Quante reiterazioni di un evento sono necessarie?
Quante onde casuali intervengono nel rotolare senza sosta di un sasso?
Quante volte accade che un vertice venga smussato?
Movimenti caotici, descrivibili da modelli matematici che io non posso immaginare, si susseguono dai fondali più profondi fino alla spiaggia, fino ai miei piedi.
E mi consegnano il sasso, sempre più vicino alla perfezione.
Passo ore alla ricerca della sua "forma", armonia tra l'imprevedibile e la semplicità, per costruire un ovale talmente regolare da poter essere disegnato.
Questo caos di movimenti, casualità, ripetizioni, porta all'entropia, il disordine che ho studiato in chimica e in fisica e che ho interpretato come qualcosa di inutilizzabile, sinonimo della fine di tutto.
Un processo che arrivi al suo stato di massima entropia può dichiararsi concluso.
Eppure i sassi, al termine del loro percorso sono perfetti, nella forma, nel colore, nelle sfumature.
Forse non è ancora la loro fine.
Forse hanno ancora qualcosa da raccontare nel loro tempo infinito.
E io li cerco e passeggio tra i sassi, come una bambina mai cresciuta.
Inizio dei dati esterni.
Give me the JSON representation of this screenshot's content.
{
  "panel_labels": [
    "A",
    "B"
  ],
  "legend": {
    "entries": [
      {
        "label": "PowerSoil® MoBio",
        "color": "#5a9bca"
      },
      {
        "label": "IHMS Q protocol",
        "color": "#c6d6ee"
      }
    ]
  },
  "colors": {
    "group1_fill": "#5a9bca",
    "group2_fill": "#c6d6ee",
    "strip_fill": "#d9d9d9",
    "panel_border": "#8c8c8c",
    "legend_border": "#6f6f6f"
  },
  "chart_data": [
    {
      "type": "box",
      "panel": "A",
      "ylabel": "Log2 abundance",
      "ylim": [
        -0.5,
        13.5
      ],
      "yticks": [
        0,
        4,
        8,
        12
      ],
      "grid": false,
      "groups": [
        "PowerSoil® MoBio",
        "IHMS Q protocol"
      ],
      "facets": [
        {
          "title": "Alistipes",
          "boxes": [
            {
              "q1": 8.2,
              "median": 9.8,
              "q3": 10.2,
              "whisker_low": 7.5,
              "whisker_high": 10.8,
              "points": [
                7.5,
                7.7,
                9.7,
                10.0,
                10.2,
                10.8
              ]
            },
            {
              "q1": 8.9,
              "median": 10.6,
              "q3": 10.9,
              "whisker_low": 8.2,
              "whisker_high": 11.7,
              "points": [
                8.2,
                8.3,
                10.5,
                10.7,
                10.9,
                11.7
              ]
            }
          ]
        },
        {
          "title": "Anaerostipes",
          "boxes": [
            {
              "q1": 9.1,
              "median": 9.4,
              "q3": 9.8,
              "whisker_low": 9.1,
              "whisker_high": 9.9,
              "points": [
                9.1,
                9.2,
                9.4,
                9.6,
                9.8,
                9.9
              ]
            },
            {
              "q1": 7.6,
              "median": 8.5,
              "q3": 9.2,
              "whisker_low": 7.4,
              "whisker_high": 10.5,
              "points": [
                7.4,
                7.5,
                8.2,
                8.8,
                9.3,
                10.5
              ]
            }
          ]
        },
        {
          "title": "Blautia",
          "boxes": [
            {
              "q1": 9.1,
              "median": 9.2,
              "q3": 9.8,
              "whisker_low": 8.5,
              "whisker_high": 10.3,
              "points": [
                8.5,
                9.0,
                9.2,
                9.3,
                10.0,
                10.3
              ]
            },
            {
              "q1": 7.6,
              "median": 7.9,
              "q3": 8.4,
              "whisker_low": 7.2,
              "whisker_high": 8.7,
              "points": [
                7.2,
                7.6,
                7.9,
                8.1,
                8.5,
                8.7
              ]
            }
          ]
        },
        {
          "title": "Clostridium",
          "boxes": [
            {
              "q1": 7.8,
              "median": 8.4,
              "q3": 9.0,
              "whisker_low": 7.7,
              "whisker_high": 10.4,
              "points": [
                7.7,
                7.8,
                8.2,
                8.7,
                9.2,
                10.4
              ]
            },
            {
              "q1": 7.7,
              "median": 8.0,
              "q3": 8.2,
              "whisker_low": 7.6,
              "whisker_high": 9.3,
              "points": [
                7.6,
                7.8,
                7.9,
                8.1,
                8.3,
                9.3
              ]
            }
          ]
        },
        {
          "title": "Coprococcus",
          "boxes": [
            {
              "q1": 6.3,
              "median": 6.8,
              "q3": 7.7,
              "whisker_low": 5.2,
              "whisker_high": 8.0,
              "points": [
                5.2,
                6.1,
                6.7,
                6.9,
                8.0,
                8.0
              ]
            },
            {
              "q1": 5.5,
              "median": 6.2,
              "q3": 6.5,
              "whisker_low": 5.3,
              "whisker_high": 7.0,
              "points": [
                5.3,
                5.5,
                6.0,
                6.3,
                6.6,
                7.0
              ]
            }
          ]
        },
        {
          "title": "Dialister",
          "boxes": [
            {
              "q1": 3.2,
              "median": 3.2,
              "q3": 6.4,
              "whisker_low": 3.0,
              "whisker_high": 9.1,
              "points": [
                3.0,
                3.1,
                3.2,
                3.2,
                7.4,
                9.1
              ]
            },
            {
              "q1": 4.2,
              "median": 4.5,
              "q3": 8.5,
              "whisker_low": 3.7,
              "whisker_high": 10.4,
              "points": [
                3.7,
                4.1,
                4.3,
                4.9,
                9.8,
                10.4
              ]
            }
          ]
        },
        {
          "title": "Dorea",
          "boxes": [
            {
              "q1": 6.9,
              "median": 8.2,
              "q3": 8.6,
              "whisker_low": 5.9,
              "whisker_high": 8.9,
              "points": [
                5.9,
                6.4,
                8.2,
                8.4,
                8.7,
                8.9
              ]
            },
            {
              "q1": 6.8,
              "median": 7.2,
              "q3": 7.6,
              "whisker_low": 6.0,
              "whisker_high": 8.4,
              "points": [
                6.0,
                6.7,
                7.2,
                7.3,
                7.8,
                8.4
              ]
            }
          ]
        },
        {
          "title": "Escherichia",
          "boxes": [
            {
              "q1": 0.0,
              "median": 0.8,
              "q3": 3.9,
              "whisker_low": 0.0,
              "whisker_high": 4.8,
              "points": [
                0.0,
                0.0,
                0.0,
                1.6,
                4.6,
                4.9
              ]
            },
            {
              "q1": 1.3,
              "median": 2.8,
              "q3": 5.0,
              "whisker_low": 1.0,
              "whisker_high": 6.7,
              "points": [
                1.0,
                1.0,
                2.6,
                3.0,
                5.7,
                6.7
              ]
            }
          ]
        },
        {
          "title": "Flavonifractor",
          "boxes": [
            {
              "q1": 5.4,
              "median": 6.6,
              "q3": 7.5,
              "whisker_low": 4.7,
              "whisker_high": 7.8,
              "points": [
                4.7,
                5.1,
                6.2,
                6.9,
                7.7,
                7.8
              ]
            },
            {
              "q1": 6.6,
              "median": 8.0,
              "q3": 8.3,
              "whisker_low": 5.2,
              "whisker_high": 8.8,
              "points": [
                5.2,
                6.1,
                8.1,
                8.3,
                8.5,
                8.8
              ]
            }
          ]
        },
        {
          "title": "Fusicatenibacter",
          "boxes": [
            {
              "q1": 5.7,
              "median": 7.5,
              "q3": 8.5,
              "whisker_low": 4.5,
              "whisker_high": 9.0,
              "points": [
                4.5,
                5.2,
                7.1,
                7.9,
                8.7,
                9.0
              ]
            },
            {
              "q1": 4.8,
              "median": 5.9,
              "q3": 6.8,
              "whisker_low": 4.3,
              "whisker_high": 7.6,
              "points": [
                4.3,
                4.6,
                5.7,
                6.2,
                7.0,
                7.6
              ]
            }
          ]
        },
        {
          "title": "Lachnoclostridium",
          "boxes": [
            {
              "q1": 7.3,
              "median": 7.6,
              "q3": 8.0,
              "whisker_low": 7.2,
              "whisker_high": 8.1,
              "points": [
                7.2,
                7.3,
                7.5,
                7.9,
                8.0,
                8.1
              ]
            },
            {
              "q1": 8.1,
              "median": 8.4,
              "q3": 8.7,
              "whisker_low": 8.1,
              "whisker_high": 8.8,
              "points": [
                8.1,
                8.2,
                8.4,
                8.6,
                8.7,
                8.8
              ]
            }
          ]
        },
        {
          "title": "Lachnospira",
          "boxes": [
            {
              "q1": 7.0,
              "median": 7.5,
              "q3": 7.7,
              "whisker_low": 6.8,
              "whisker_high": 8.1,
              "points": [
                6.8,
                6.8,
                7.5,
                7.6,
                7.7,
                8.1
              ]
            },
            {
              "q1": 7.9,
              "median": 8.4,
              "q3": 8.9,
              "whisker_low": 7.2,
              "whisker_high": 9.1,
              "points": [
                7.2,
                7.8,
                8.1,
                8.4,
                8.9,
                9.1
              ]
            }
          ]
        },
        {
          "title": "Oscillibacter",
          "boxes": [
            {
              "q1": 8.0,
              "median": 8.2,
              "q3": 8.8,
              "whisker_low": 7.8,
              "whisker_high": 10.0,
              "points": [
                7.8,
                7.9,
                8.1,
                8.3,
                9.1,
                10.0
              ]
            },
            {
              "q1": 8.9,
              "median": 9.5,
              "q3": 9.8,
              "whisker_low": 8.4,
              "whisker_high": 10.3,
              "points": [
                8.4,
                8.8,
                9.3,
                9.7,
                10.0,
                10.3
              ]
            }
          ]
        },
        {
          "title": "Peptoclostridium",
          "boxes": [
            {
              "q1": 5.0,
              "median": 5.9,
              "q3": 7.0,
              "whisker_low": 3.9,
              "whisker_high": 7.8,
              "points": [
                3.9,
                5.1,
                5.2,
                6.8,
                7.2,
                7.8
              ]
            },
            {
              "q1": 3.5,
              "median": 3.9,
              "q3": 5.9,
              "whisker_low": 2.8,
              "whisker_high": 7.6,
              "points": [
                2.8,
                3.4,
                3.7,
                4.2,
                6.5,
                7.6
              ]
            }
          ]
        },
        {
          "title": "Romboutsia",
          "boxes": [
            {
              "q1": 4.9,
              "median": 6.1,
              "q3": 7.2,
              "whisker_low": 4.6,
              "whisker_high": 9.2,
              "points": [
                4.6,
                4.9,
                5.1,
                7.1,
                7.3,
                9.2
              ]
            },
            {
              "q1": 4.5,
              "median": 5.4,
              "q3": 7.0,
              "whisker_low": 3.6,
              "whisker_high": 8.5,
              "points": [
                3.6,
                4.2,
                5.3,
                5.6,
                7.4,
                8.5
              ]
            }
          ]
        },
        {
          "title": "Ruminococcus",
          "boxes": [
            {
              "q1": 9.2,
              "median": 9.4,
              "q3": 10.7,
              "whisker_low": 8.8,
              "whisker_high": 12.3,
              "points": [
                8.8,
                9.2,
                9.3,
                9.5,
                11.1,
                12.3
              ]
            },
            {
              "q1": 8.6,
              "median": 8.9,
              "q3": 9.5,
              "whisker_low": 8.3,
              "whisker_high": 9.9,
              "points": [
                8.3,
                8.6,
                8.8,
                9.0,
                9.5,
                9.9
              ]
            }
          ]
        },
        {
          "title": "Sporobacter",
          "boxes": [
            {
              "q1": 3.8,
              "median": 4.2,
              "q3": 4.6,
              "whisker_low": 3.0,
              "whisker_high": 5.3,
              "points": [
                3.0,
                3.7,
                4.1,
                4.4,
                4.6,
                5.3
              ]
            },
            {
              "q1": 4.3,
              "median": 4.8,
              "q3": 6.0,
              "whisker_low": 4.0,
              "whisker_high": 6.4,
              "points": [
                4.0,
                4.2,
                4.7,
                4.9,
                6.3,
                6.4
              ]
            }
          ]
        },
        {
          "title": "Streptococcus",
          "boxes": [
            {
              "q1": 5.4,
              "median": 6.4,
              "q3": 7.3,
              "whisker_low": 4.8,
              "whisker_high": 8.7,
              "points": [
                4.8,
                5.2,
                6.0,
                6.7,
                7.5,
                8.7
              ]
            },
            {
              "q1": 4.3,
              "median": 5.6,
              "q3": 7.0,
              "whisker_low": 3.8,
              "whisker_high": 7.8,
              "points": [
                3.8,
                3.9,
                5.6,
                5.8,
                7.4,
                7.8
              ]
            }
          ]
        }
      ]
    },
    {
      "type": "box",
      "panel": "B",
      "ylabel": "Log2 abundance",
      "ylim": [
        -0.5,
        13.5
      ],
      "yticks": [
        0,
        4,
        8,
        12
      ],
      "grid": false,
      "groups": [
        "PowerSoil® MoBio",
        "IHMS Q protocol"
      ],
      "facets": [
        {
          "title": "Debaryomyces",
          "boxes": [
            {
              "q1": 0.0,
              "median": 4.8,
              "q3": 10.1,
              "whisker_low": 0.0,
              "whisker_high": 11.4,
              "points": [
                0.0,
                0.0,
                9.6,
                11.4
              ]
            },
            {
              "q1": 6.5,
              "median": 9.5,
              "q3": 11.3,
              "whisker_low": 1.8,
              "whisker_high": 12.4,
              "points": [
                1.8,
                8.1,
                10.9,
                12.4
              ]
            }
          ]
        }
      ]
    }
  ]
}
Mi siedo, li mescolo mentre guardo le onde, li tocco, roventi per il sole d'estate.
E oggi, mentre sostavo davanti all'orizzonte, una bimba di forse cinque anni, uscendo dall'acqua è inciampata, si è appoggiata sulla mia spalla ancora dolorante per l'operazione, ma era leggera e sono riuscita a sorreggerla e a sorridere.
È andata via.
Poi è tornata indietro, mi ha messo in mano due sassi e mi ha fatto "ciao" con la mano.
Ecco, ho trovato i sassi perfetti, quelli rossi e informi, dono di una bimba che mi ha dato tutto ciò che aveva lì con sé.